The AIOps team in Salesforce started developing an anomaly detection system using the large amount of telemetry data collected from thousands of servers. The goal of this project was to enable proactive incident detection and bring down the mean time to detect (MTTD) and mean time to remediate (MTTR)
Simple problem, right?
Our solution was to create a forecasting model with the time-series observability data to predict the potential spikes or dips causing incidents in various system and application metrics.
Let’s take a deep dive and validate our hypothesis.
We decided to start with a univariate approach on a single metric which represents the average page load time for our customers.
How many models do we need? Answering this question isn’t simple.
1 time-series metric = 1 model
Too easy? Unfortunately the real world is a difficult one.
The inbound traffic pattern and seasonality is completely different for various regions (Asia Pacific/North America/Europe etc). We have to factor in this variable to generate good predictions.
10 Regions x 1 time-series metric = 10 models
Are we sure that each datacenter serving a region has the same type of hardware specification?
Not at all. Based on the procurement period, we keep updating the hardware specification. So, it’s good to have host level models.
10 Regions x ~10k hosts x 1 time-series metric = 100k models
Are we done yet? Here comes the interesting part.
Let’s say we collect the metric in a minute interval and use that for training the model. Using the lowest granularity available is very important to find minor service degradations, but the downside of this approach is noisy alerts. Alerts caused by minor glitches are normally not actionable and do not cause any customer impact. One way to generate quality alerts from time-series data is to create an ensemble of models trained on data aggregated at different time intervals.
We generated models for the metric with data aggregated over 1 minute, 15 minutes, and 1 hour. The higher the interval, the higher the weightage we give to the models. A spike on data averaged at a minute level may not be an incident, but the same spike on data averaged at an hourly level can cause a serious incident.
Let’s count the number of models again:
10 Regions x 10k hosts x 1 time-series metric x Ensemble of 3 models = 300k models
Now you can see that, starting from 1 model, we are about to produce 300k models. But its not 1 million yet, right? This is rough math for a univariate approach. Designing a proactive incident detection system uses a lot of system and application metrics. Once we add multiple metrics to the system, the final number would be the number of metrics times 300k.
Serving models (fast)
Now that we have time-series models with very high accuracy, the next challenge is model serving. It is of no use if we can’t serve these models fast for real-time data. We have a couple of options here: use one of the open source platforms, or build one ourselves. As a first step, we evaluated MLflow and Kubeflow. (There are many other open source products, but we decided to evaluate the most popular ones first.) Both of these platforms offer solid model serving options with a lot of features. But these projects were in very early stages with a lot of changes going in when we started this project in early 2019, so we decided to park these options and started to work on building an easy way to serve models. Simple and fast is what we needed, not a lot of features.

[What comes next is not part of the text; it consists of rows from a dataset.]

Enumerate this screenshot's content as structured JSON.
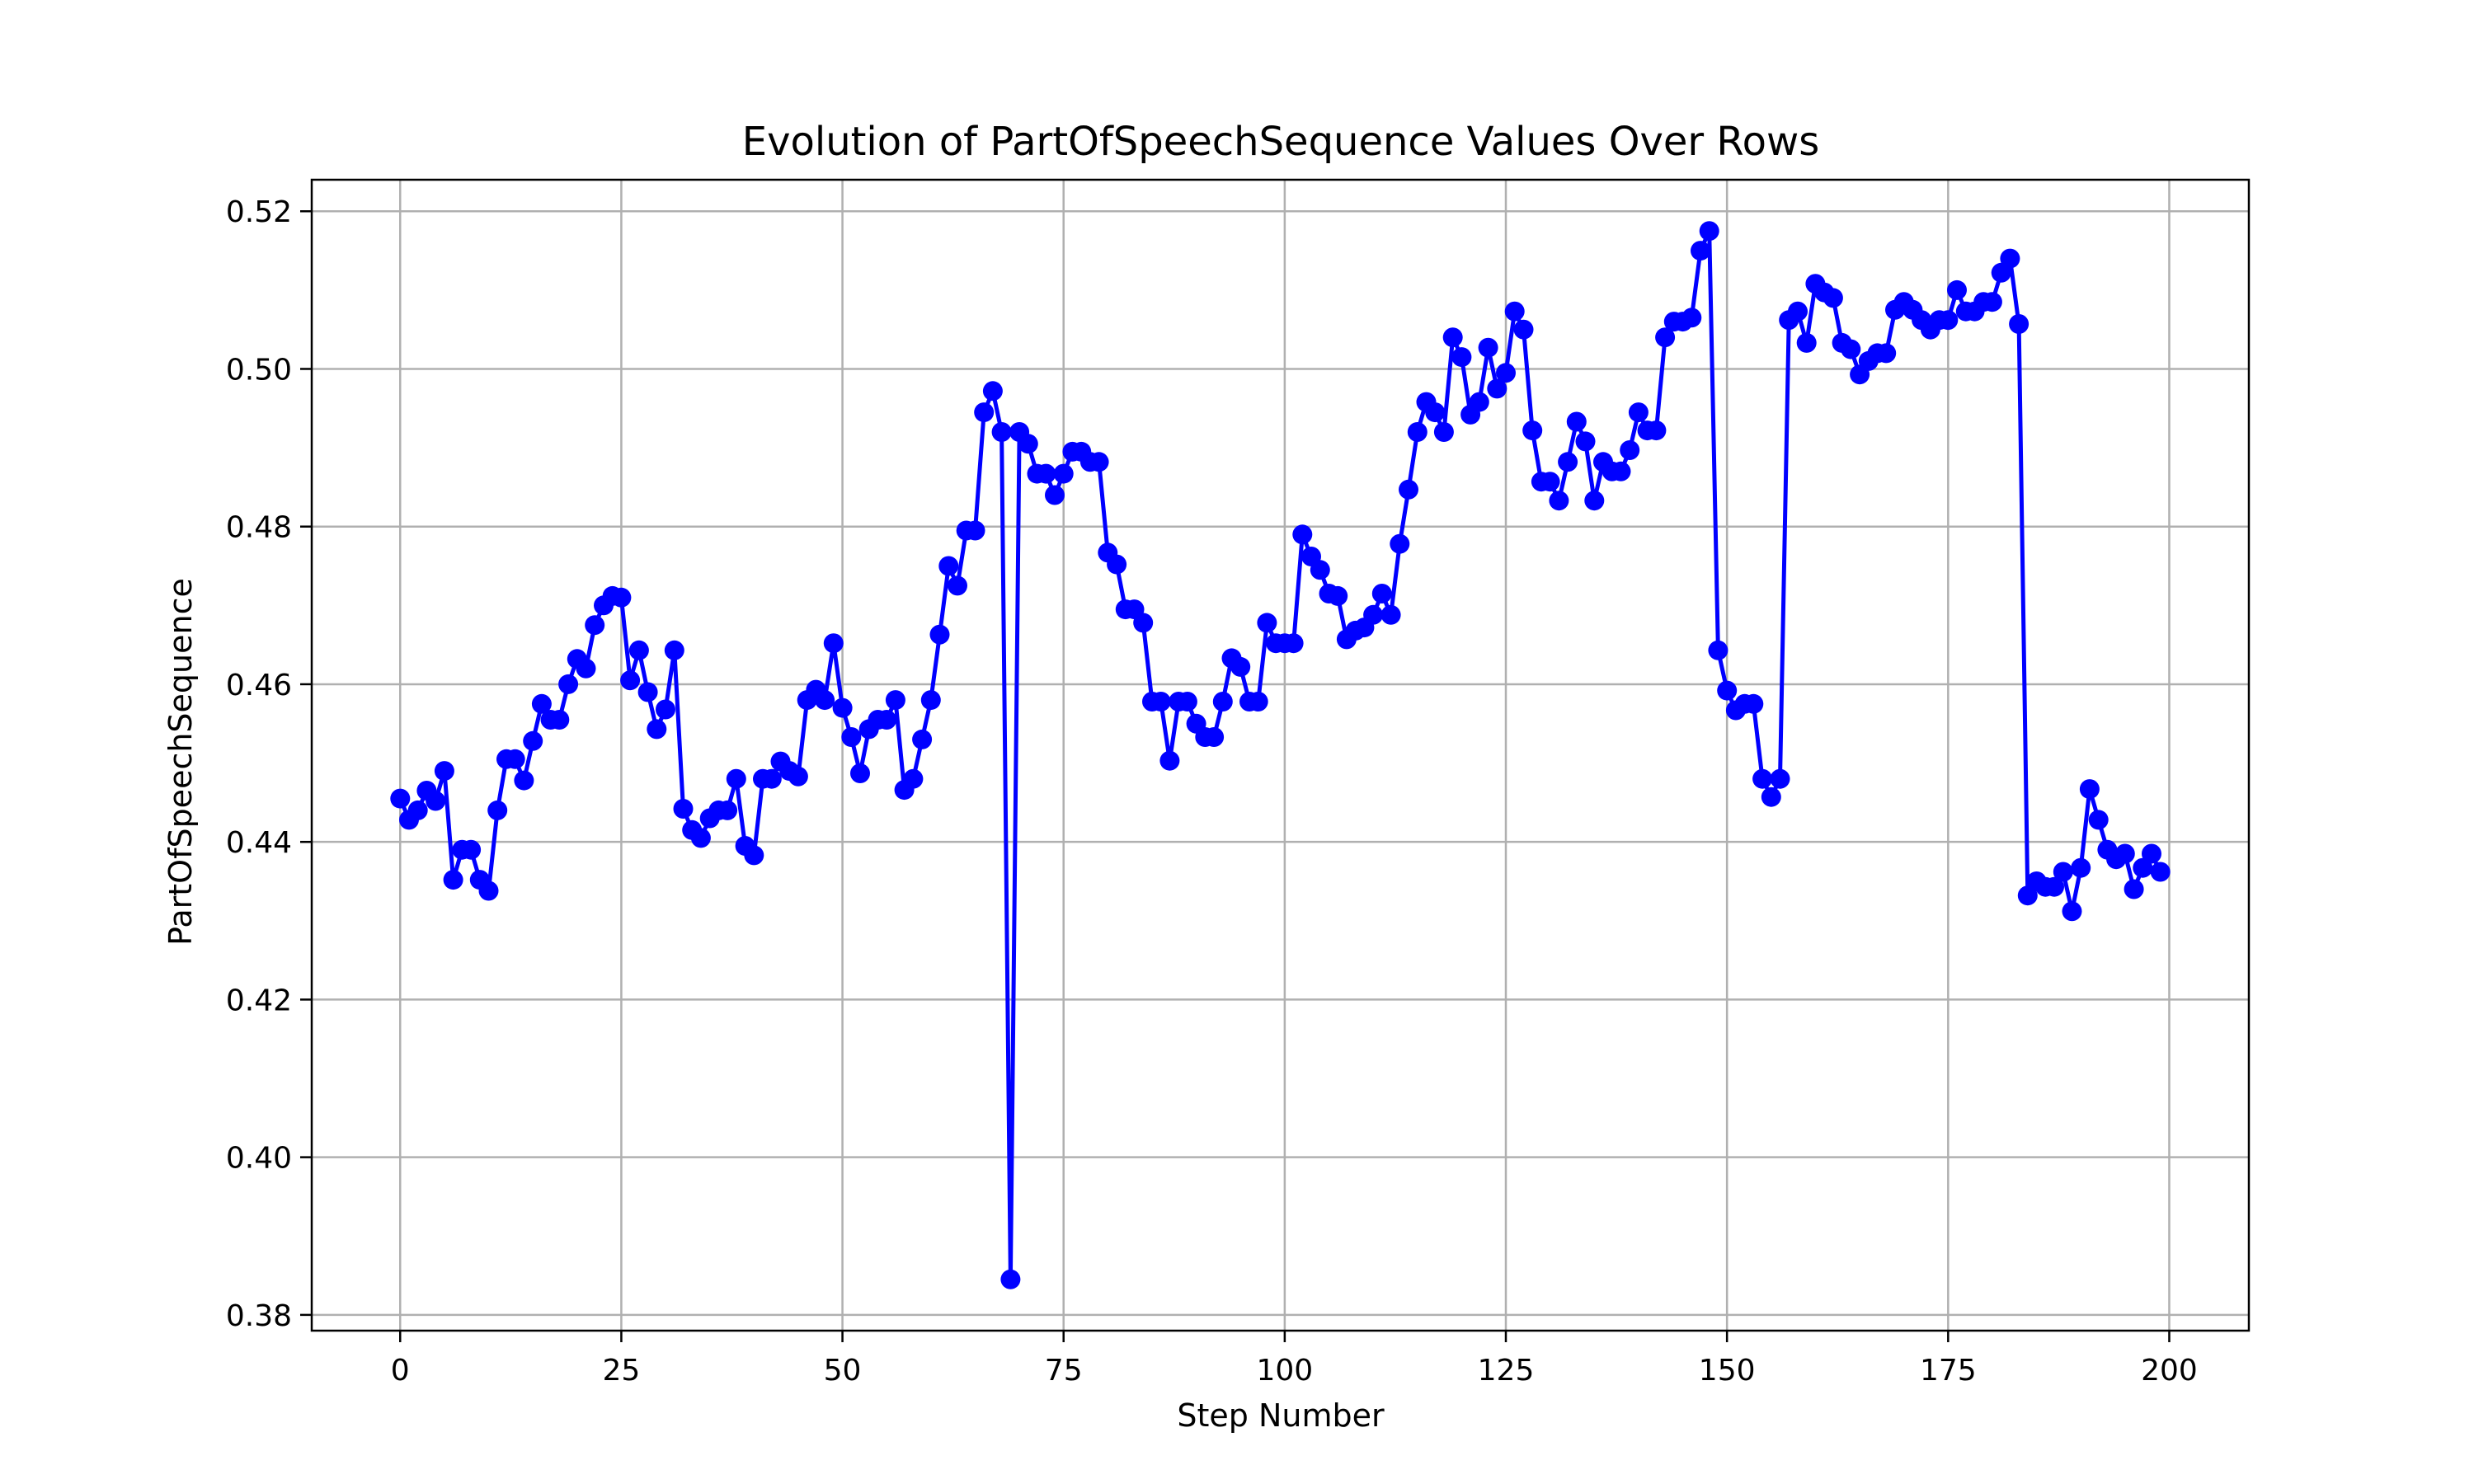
{
  "chart_data": {
    "type": "line",
    "title": "Evolution of PartOfSpeechSequence Values Over Rows",
    "xlabel": "Step Number",
    "ylabel": "PartOfSpeechSequence",
    "xlim": [
      -10,
      209
    ],
    "ylim": [
      0.378,
      0.524
    ],
    "xticks": [
      0,
      25,
      50,
      75,
      100,
      125,
      150,
      175,
      200
    ],
    "xtick_labels": [
      "0",
      "25",
      "50",
      "75",
      "100",
      "125",
      "150",
      "175",
      "200"
    ],
    "yticks": [
      0.38,
      0.4,
      0.42,
      0.44,
      0.46,
      0.48,
      0.5,
      0.52
    ],
    "ytick_labels": [
      "0.38",
      "0.40",
      "0.42",
      "0.44",
      "0.46",
      "0.48",
      "0.50",
      "0.52"
    ],
    "grid": true,
    "colors": {
      "series": "#0000ff"
    },
    "series": [
      {
        "marker": "circle",
        "x": [
          0,
          1,
          2,
          3,
          4,
          5,
          6,
          7,
          8,
          9,
          10,
          11,
          12,
          13,
          14,
          15,
          16,
          17,
          18,
          19,
          20,
          21,
          22,
          23,
          24,
          25,
          26,
          27,
          28,
          29,
          30,
          31,
          32,
          33,
          34,
          35,
          36,
          37,
          38,
          39,
          40,
          41,
          42,
          43,
          44,
          45,
          46,
          47,
          48,
          49,
          50,
          51,
          52,
          53,
          54,
          55,
          56,
          57,
          58,
          59,
          60,
          61,
          62,
          63,
          64,
          65,
          66,
          67,
          68,
          69,
          70,
          71,
          72,
          73,
          74,
          75,
          76,
          77,
          78,
          79,
          80,
          81,
          82,
          83,
          84,
          85,
          86,
          87,
          88,
          89,
          90,
          91,
          92,
          93,
          94,
          95,
          96,
          97,
          98,
          99,
          100,
          101,
          102,
          103,
          104,
          105,
          106,
          107,
          108,
          109,
          110,
          111,
          112,
          113,
          114,
          115,
          116,
          117,
          118,
          119,
          120,
          121,
          122,
          123,
          124,
          125,
          126,
          127,
          128,
          129,
          130,
          131,
          132,
          133,
          134,
          135,
          136,
          137,
          138,
          139,
          140,
          141,
          142,
          143,
          144,
          145,
          146,
          147,
          148,
          149,
          150,
          151,
          152,
          153,
          154,
          155,
          156,
          157,
          158,
          159,
          160,
          161,
          162,
          163,
          164,
          165,
          166,
          167,
          168,
          169,
          170,
          171,
          172,
          173,
          174,
          175,
          176,
          177,
          178,
          179,
          180,
          181,
          182,
          183,
          184,
          185,
          186,
          187,
          188,
          189,
          190,
          191,
          192,
          193,
          194,
          195,
          196,
          197,
          198,
          199
        ],
        "y": [
          0.4455,
          0.4428,
          0.444,
          0.4465,
          0.4452,
          0.449,
          0.4352,
          0.439,
          0.439,
          0.4352,
          0.4338,
          0.444,
          0.4505,
          0.4505,
          0.4478,
          0.4528,
          0.4575,
          0.4555,
          0.4555,
          0.46,
          0.4632,
          0.462,
          0.4675,
          0.47,
          0.4712,
          0.471,
          0.4605,
          0.4643,
          0.459,
          0.4543,
          0.4568,
          0.4643,
          0.4442,
          0.4415,
          0.4405,
          0.443,
          0.444,
          0.444,
          0.448,
          0.4395,
          0.4383,
          0.448,
          0.448,
          0.4502,
          0.449,
          0.4483,
          0.458,
          0.4593,
          0.458,
          0.4652,
          0.457,
          0.4533,
          0.4487,
          0.4543,
          0.4555,
          0.4555,
          0.458,
          0.4466,
          0.448,
          0.453,
          0.458,
          0.4663,
          0.475,
          0.4725,
          0.4795,
          0.4795,
          0.4945,
          0.4972,
          0.492,
          0.3845,
          0.492,
          0.4905,
          0.4867,
          0.4867,
          0.484,
          0.4867,
          0.4895,
          0.4895,
          0.4882,
          0.4882,
          0.4767,
          0.4752,
          0.4695,
          0.4695,
          0.4678,
          0.4578,
          0.4578,
          0.4503,
          0.4578,
          0.4578,
          0.455,
          0.4533,
          0.4533,
          0.4578,
          0.4633,
          0.4622,
          0.4578,
          0.4578,
          0.4678,
          0.4652,
          0.4652,
          0.4652,
          0.479,
          0.4762,
          0.4745,
          0.4715,
          0.4712,
          0.4657,
          0.4668,
          0.4672,
          0.4688,
          0.4715,
          0.4688,
          0.4778,
          0.4847,
          0.492,
          0.4958,
          0.4945,
          0.492,
          0.504,
          0.5015,
          0.4942,
          0.4958,
          0.5027,
          0.4975,
          0.4995,
          0.5073,
          0.505,
          0.4922,
          0.4857,
          0.4857,
          0.4833,
          0.4882,
          0.4933,
          0.4908,
          0.4833,
          0.4882,
          0.487,
          0.487,
          0.4897,
          0.4945,
          0.4922,
          0.4922,
          0.504,
          0.506,
          0.506,
          0.5065,
          0.515,
          0.5175,
          0.4643,
          0.4592,
          0.4567,
          0.4575,
          0.4575,
          0.448,
          0.4457,
          0.448,
          0.5062,
          0.5073,
          0.5033,
          0.5108,
          0.5097,
          0.509,
          0.5033,
          0.5025,
          0.4993,
          0.501,
          0.502,
          0.502,
          0.5075,
          0.5085,
          0.5075,
          0.5062,
          0.505,
          0.5062,
          0.5062,
          0.51,
          0.5073,
          0.5073,
          0.5085,
          0.5085,
          0.5122,
          0.514,
          0.5057,
          0.4332,
          0.435,
          0.4343,
          0.4343,
          0.4362,
          0.4312,
          0.4367,
          0.4467,
          0.4428,
          0.439,
          0.4378,
          0.4385,
          0.434,
          0.4367,
          0.4385,
          0.4362
        ]
      }
    ]
  }
}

The first thing was to come up with an abstraction of prediction for models generated by various libraries.
class Model(abc.ABC):
def predict(self, model_id, data_points):
"""
Predicts anomaly scores for time series data
"""
We implemented predict for all distinct kinds of models that we use. Models are generated with various open source libraries and custom algorithms developed internally.
The last step is to invoke the predict method from a simple web app. We used Flask. You can see the sample code below.
import pandas as pd
@app.route('/predict', methods=['POST'])
def predict():
"""
Predicts anomaly score for time-series data
"""
request_df = pd.DataFrame(requests.json["datapoints"])
model = Model(requests.json.get("model_id", default_model))
prediction_df = model.predict(request_df)
return jsonify({'anomaly_scores: prediction_df.to_dict('list')})
This simple code snippet can serve models. But we need to optimise the response latency to enable smooth predictions for real-time data. Let’s see how we do that.
Compressing the models and adding a caching layer was important. Fetching models from storage was slow, as some of the models are large in size. Compressing models helped to reduce the storage size and network throughput more than 6x. We were able to serve ~1 million+ models generated out of 10–15 time-series metrics smoothly with this simple system.
This blog content is based on our experience and learnings from building an anomaly detection system. There are multiple ways of achieving this. You can factor in each variable as features and train a single model to serve this purpose, but the quality of alerts produced by this approach worked much better for us.